Right now, most of us are locked into using fossil fuels and forced to pay extortionate heating and fuel bills, all the while knowing that the UK has the best renewable resources in Europe that could supply us with affordable, less polluting energy. Meanwhile, companies like Shell tell us – and our government – that change isn’t possible (yet), while they continue to rip us off.
If Jackdaw goes ahead, it will only meet around 1- 2% of UK gas demand over its lifetime. It wouldn’t produce any quantity of gas until 2025 and production would drop by almost 60% within four years of its peak in 2026.
Burning the gas in Jackdaw, though, would create the same amount of pollution as half of Scotland’s annual emissions or more than Ghana’s entire annual emissions.
Last year, the head of the influential International Energy Agency, Dr Fatih Birol, warned: "If governments are serious about the climate crisis, there can be no new investments in oil, gas and coal, from now – from this year."

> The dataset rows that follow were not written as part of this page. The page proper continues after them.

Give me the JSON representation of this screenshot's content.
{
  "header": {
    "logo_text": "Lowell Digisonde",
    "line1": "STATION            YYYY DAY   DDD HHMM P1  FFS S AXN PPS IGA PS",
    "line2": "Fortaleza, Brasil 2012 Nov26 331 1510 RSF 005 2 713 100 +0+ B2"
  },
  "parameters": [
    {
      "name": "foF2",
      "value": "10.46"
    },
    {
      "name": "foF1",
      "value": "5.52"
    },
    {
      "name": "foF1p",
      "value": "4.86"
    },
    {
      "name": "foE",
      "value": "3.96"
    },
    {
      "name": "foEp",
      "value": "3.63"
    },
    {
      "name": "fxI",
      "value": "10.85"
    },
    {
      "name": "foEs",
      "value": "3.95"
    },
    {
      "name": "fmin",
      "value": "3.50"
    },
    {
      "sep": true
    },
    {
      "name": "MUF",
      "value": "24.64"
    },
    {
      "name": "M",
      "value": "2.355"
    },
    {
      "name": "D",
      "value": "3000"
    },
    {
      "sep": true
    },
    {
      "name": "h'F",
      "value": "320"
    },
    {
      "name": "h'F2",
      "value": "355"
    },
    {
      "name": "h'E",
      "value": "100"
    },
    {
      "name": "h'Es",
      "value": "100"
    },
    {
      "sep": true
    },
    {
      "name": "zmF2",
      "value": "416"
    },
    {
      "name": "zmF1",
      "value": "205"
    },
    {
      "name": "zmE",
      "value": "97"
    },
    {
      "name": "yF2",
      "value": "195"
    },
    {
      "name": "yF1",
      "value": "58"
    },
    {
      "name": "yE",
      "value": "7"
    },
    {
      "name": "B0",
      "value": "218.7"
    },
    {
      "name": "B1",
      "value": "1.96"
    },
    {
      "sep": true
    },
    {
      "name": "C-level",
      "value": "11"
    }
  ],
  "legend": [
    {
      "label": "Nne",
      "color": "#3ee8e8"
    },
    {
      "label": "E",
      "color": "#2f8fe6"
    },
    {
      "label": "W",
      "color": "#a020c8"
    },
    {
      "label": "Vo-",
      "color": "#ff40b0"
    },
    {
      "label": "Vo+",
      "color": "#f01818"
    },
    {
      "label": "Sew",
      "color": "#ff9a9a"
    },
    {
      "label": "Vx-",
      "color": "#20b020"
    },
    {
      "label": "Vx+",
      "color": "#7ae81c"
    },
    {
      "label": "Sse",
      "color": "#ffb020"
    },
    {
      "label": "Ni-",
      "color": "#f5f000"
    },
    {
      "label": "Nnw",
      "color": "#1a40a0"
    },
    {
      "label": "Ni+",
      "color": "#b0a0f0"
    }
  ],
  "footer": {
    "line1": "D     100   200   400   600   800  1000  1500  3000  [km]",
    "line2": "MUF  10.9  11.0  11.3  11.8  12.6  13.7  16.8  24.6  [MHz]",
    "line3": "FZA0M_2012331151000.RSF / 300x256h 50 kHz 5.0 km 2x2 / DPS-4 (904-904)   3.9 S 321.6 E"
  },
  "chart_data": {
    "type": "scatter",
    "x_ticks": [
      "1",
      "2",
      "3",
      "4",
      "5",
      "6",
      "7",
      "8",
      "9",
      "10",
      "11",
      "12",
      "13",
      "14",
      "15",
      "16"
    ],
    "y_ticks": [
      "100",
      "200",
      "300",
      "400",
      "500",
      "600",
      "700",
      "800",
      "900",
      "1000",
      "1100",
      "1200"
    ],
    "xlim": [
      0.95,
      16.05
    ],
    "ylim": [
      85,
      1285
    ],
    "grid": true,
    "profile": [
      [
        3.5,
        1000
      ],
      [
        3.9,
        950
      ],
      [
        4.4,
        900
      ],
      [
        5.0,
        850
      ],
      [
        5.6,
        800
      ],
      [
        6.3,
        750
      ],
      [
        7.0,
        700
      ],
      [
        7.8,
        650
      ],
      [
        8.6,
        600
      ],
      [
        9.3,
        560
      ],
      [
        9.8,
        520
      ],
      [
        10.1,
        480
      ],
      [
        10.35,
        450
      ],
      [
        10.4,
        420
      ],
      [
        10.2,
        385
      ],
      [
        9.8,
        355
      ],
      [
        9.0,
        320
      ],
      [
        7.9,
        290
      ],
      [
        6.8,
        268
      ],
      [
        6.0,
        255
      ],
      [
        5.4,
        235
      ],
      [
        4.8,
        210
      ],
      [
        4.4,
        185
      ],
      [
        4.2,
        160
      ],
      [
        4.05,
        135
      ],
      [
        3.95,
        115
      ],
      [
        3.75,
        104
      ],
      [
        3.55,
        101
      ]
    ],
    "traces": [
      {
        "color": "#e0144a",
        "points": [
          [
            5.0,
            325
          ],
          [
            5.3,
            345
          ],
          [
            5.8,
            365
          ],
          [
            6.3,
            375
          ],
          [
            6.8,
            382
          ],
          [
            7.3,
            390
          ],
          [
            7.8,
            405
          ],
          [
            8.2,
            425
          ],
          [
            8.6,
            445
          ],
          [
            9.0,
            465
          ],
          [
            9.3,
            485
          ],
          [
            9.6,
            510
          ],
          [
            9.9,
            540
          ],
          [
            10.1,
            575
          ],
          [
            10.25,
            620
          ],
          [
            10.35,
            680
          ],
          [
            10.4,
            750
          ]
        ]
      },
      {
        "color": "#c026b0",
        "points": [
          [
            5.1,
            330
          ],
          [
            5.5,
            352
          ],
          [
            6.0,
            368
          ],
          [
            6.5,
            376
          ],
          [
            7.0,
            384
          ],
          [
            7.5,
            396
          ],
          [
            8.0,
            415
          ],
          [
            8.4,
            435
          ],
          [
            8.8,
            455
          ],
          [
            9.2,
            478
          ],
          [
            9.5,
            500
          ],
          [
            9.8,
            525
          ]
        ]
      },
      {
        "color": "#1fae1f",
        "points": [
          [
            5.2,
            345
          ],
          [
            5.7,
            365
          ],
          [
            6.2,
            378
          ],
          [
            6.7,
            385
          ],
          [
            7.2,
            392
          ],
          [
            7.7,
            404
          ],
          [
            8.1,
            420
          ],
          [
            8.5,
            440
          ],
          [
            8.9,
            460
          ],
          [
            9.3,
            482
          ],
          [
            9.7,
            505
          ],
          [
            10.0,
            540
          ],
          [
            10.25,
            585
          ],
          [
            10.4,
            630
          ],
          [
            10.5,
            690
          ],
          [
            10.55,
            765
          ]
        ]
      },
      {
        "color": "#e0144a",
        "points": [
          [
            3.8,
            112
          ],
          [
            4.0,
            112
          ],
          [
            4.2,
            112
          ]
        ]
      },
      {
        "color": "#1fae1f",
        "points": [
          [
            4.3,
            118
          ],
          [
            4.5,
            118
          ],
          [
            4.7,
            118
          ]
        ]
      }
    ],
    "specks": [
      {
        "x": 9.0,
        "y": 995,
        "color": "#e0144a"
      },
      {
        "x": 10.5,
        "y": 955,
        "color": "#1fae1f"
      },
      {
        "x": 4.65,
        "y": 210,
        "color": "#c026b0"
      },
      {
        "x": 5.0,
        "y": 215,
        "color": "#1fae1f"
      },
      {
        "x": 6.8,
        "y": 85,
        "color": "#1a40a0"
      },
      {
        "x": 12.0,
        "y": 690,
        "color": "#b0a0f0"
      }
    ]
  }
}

When the latest climate assessment by the UN Intergovernmental Panel on Climate Change (IPCC) was released last summer, UN chief, António Guterres, called it a “code red for humanity” that should “sound a death knell for fossil fuels”.
Already, the amount of oil and gas in the UK’s existing fields will – if we burn it all – produce emissions greater than our share of what scientists say is safe for the planet. The world cannot afford to open new fossil fuel frontiers. For the UK, this starts with rejecting Cambo and the other North Sea fields.
We are currently way off track to limit warming to 1.5°C, which is deemed the safest, liveable temperature rise still possible. Burning the fossil fuels in existing projects will push us past this target. Adding new developments, like Jackdaw, will push us closer to parts of our world becoming uninhabitable.
Governments must begin phasing out fossil fuel infrastructure now, including the UK, which is the second biggest oil and gas producer in Europe. We cannot let them approve any more oil and gas projects, including Jackdaw.
Opening up new oil and gas fields means companies, like Shell, will carry on controlling our energy supply for years to come. It will see us locked into a dependency on an expensive, polluting energy source for decades longer than necessary. Shell tells us it has a vital role to play in the UK’s changing energy system but, in fact, its need to profit from oil and gas is what is holding us back.
If we want a supply of affordable energy that doesn’t destroy our climate we need to call out their lies and demand an end to new oil and gas developments and a rapid scale up of affordable, less polluting renewable energy.